Rupanya seorang pengacara juga bisa merasakan nervous menjalani pengadilan.
Rena akhirnya memilih untuk turun dari mobilnya. Mungkin memasuki gedung pengadilan bersama Sagala bisa membuatnya lebih tenang.
Sementara itu, Sagala justru mendapatkan kejutan saat ia mendengar pintu mobil di sebelahnya terbuka.
Kejutan itu berlanjut ketika ia mendapati mobil disebelahnya adalah milik Rena.
“Pak Gusti, saya turun ya pak. Bapak tunggu disini aja.” ujar Rena pada supirnya yang menunggu tidak jauh dari lokasi mobilnya terparkir.
Selalu demikian, Rena selalu meminta drivernya untuk menunggu di luar ketika ia sedang resah dan butuh untuk menghirup vapenya.
Kejadian dengan Sagala di luar kebiasaannya. Mungkin karena ia resah ketika menyadari bahwa tekadnya untuk bercerai sudah bulat. Mungkin juga karena ia khawatir mengetahui bagaimana respon Azkan.
“Kok telat sih? Masa duluan klien daripada pengacaranya.”
Tuhan….
Sagala memejamkan matanya.
Belum ada 5 menit dan Rena sudah memancing emosinya.
“Maaf ya Rena, saya nggak telat. Sidang kamu masih nunggu antrian. Lagipula, klien saya nggak cuma kamu. Terakhir, lead kasus ini Sashi bukan saya. Jadi yang harus standby buat kamu itu Sashi.”
Rena hanya mengendikkan bahunya.
Khawatir keributan akan terjadi, Sagala buru-buru meninggalkan Rena. Ia berjalan ke arah ruang tunggu sidang yang tadi sudah diinformasikan oleh Sashi.
Sayangnya Rena justru mengekor dibelakangnya.
“Hari ini kita ngapain? Gue harus apa?” tanya Rena yang berlari kecil berusaha mengejar Sagala.

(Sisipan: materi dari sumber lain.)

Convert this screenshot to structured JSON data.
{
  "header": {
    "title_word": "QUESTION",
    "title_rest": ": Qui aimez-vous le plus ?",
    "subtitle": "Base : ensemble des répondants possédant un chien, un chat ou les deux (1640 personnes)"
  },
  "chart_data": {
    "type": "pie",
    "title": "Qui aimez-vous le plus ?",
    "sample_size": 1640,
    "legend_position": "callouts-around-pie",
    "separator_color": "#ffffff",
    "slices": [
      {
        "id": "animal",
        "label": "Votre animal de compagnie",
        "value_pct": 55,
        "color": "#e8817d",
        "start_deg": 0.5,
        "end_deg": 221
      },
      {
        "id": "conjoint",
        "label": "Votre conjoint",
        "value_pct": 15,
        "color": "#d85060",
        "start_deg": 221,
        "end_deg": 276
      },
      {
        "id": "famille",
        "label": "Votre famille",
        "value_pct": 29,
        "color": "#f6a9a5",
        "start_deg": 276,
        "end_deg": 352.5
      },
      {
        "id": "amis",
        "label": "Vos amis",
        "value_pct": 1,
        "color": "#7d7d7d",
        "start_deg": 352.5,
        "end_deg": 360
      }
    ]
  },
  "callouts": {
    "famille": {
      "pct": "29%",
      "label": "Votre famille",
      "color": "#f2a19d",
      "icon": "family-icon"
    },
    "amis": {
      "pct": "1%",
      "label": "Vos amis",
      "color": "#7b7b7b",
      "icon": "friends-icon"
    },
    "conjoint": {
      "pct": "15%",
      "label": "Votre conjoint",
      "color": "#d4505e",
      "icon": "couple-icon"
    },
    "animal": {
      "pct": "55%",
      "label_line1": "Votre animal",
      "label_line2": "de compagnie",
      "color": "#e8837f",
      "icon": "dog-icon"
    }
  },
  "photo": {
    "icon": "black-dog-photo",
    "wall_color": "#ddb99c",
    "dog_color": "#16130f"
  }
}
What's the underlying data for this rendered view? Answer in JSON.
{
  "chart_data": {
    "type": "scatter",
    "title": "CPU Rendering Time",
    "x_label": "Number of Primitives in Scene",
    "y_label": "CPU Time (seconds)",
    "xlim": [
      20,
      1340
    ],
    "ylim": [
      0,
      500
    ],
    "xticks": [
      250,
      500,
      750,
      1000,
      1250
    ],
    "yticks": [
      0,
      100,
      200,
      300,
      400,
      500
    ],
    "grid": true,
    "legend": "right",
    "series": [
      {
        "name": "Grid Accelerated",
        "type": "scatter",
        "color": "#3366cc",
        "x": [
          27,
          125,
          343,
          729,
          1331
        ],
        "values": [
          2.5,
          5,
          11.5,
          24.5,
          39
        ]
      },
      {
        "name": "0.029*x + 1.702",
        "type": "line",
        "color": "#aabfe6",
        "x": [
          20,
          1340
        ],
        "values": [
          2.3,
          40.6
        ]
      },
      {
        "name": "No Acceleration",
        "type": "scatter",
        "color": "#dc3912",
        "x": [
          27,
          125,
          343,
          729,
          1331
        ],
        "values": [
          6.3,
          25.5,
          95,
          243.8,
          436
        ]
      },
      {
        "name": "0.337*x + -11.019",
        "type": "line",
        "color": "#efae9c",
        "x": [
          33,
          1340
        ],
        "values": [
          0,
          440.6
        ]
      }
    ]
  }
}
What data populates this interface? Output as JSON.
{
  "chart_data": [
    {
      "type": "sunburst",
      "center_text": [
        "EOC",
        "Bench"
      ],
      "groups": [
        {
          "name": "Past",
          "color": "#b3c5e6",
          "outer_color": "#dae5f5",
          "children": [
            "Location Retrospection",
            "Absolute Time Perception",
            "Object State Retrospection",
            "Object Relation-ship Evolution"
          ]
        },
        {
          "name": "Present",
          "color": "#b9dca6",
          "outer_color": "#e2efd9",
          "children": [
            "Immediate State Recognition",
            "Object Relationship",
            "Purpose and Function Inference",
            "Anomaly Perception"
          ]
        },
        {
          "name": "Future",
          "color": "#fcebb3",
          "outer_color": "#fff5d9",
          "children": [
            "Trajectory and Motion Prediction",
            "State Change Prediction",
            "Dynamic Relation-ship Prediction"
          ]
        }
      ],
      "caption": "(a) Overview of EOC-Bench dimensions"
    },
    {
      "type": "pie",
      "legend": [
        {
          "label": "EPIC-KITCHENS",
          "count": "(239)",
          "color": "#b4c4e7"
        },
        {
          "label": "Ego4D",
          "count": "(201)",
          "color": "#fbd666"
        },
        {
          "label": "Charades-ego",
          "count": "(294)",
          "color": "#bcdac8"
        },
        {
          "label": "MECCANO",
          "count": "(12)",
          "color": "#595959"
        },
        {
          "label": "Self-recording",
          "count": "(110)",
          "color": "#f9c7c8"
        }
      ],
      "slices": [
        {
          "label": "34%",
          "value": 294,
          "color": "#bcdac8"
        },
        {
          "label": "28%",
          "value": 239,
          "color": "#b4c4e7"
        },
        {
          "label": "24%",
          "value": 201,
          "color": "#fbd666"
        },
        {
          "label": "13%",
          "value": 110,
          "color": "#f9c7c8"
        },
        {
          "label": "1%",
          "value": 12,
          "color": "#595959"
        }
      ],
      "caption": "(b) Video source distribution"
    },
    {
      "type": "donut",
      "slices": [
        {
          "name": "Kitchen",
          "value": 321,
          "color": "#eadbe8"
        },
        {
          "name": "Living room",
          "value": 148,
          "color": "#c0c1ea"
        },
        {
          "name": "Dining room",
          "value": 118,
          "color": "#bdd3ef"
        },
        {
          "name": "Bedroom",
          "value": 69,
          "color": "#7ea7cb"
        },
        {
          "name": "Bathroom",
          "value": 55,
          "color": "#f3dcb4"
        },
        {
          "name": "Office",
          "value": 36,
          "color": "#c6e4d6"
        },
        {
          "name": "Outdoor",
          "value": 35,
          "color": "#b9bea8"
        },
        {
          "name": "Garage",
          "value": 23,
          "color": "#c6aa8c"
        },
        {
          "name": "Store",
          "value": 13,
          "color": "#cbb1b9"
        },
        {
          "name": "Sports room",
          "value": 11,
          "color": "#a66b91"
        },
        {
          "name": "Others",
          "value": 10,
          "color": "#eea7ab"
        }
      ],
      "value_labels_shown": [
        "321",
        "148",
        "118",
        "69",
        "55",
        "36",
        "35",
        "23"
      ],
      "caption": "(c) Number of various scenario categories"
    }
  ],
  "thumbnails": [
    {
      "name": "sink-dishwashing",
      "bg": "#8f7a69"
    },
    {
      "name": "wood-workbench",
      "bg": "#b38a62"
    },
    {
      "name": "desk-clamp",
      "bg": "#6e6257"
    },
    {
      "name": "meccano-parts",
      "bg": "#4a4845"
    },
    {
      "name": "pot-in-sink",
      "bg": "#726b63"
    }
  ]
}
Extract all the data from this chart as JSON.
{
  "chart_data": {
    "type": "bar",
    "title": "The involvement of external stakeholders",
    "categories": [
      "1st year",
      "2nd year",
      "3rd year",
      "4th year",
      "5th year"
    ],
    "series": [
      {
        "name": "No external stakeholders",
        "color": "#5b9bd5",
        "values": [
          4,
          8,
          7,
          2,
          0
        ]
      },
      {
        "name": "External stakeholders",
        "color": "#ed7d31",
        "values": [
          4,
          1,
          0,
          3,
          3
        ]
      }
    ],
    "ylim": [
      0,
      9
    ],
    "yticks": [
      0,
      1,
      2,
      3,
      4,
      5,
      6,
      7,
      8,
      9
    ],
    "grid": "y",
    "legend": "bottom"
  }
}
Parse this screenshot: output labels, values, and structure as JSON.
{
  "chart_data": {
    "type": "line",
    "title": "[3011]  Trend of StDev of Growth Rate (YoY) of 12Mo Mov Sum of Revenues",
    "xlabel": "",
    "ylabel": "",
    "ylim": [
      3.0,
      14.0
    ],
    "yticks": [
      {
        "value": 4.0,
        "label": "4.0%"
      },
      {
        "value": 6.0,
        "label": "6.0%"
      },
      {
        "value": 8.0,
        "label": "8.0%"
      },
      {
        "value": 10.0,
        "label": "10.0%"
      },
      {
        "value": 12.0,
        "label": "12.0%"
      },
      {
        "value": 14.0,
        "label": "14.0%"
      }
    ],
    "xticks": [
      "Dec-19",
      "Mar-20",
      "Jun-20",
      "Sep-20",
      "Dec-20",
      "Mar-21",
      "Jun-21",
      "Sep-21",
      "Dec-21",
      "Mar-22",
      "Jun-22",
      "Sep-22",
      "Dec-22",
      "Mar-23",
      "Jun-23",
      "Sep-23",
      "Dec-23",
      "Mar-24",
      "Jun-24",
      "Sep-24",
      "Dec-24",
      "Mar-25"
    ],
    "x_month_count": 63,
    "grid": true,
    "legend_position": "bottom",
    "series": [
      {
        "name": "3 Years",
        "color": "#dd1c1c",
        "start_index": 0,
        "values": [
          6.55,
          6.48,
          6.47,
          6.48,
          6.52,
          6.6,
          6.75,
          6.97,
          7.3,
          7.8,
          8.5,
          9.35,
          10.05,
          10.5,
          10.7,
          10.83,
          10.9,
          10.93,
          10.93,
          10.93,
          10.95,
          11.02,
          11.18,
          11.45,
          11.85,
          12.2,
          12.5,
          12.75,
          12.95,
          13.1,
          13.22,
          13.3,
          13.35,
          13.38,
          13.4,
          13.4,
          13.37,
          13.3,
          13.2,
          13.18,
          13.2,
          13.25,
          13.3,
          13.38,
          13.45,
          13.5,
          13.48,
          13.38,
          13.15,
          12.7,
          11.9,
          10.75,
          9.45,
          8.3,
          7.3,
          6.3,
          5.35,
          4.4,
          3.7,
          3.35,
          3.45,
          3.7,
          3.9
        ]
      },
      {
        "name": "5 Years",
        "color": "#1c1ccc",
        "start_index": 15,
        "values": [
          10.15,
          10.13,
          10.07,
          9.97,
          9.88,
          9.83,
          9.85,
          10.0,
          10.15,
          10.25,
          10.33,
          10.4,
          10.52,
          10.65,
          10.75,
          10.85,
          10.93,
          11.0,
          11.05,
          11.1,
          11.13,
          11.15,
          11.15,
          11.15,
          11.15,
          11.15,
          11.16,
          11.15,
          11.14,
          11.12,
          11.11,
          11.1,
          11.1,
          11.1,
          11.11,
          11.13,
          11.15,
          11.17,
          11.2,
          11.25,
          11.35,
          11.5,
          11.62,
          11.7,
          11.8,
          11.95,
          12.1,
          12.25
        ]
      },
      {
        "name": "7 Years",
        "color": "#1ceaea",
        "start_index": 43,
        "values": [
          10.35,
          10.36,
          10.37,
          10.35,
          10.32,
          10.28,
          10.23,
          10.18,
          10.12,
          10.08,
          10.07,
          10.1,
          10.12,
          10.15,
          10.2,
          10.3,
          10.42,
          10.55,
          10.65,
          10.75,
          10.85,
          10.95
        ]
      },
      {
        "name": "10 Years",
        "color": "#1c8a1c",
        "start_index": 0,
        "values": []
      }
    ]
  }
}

“Sidang pertama, kamu duduk diem manis aja. Kalau ada hal-hal yang mau disampaikan, bisa bisikin ke Yesha atau Sashi. Jangan gegabah ngeluarin statement apapun. Semua bisa dicatat dan dijadiin amunisi sama lawan.”
Rena mengangguk paham.
“Nggak bisikin ke lo juga?”
“Boleh ke saya juga.”
“Terus apa lagi yang gue gak boleh lakuin?“
“Bukannya kemaren udah di briefing Sashi ya?”
“Udah tapi lupa. Nervous soalnya. Jadi gak boleh apa lagi?” tanya Rena lagi.
Sagala berhenti berjalan sejenak. Ia memandang Rena beberapa saat. Cukup membuat Rena terkejut karena ia hampir menabrak Sagala.
“Ngevape di dalam Ruang Sidang. Saya lihat tadi kamu ngevape. Segitu ketagihan?”
Rena memutar kedua bola matanya malas.
Tangan Sagala merogoh kantung blazer yang ia kenakan. Kemudian ia meraih tangan Rena dan membuka telapak tangan kliennya itu.
“Permen karet, jangan ditelen. Nanti bukan kena kanker atau sakit gigi tapi malah usus buntu. Hari ini Milkita saya udah mau habis jadi nggak bakal saya kasih Milkita.”
Sagala kemudian melenggang pergi meninggalkan Rena yang masih terbengong melihat tingkahnya.
Sementara itu Rena masih memandangi permen karet big babol stroberi yang ada di tangannya. Sebuah tawa terlontar dari sosok seorang Justicia Renata.
“Sagala…. Sagala.. selain cepu ternyata lo suka makan permen ya? Kak Tei kok bisa hire bocil kematian kayak lo sih?” tawa Rena.
Tanpa Rena sadari, keunikan Sagala pagi itu sukses mengurangi rasa khawatir dalam dirinya.